At the same time, pull a broad opportunity report (same as above) and sort by marketing-sourced deals.
Once you have these reports, look at your CRM (customer relationship management) and MAP (marketing automation platform) data to determine which campaigns drive more bottom line.
For campaigns that aren’t carrying their weight, either figure out why or cut the fluff and move on. (Some tools, like Metadata, will do this for you. Metadata even shows you which specific ad has resulted in triggered opportunities and revenue, making attribution crystal-clear.)
Don’t be afraid to be ruthless and pause underperforming campaigns. Your efficiency matters now more than ever. When times are tough and CEOs are looking for every opportunity to save a few bucks, every dollar must go toward creating something real for the business.
If you have campaign UTMs (hopefully, standardized ones) mapped to opportunities in your CRM, look there and pull reports to see which campaigns are driving closed-won deals.
If you don’t have these, you can tie the opportunities back to paid campaigns with your MAP data.
For example, pull a drill-down report in HubSpot to help associate deals with the right UTMs and campaigns.
This may require some manual effort, but it’s worth it. Trust me.
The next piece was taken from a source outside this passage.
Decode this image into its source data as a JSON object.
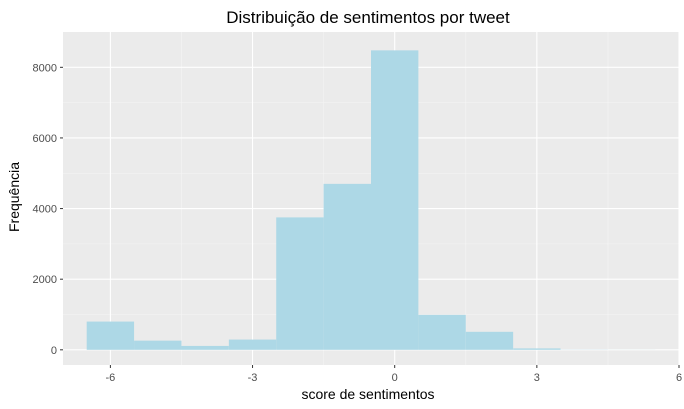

Once you find your high-performing campaigns, it’s time to understand your ideal CPL (cost per lead).
To calculate CPL, divide the cost to generate leads (typically total ad spend) by the number of leads.
(Cost of to Generate Leads/Total Number of Leads = Cost per Lead)
So, if you generated 1,000 leads from a campaign that cost you $50,000, your CPL would be $50.
Asking someone what a good CPL is like asking them if Coke is better than Pepsi or if creamy peanut butter is superior to its crunchy counterpart.
The same goes for your CPL.
A good CPL is one that’s helping you grow your business. (And keep in mind that other factors play into your funnel, so this is just one metric to keep a pulse on when maximizing your ad spend.)
If that’s not good enough, determine your “break-even” CPL, which will show you how high you can go without losing money.
To calculate your break-even CPL, pull data on marketing-sourced revenue from the last two months and divide it by the number of leads generated.
So, if you’re attributing $1mm in closed-won revenue for your campaigns from the last two quarters and drove 500 leads, then your break-even CPL would be $2,000.
Once you know this, use tools like Shape.io to set guardrails and alerts for your ad spend, which can help stop overspending by pausing specific campaigns when their max CPL is met.
You can also do this with Metadata by using pre-built settings that allow you to pause your campaigns automatically—or by specific groups—based on max CPL spend, max click threshold, and day decays.
You’d think after the past few years that marketing teams would get a break.
Unfortunately, the “do more with less” conversation will likely carry on. This outside pressure will continue to force marketers to take a closer look at their demand generation efforts and find efficiencies.
The trick is to find ones that won’t diminish pipeline and the impact these efforts are having on the company’s bottom line.
Segmenting your audience by ICP, optimizing your campaigns to pipeline, and using automation and alerts are three ways that’ll help you weather the world’s latest storm to maximize your marketing budget.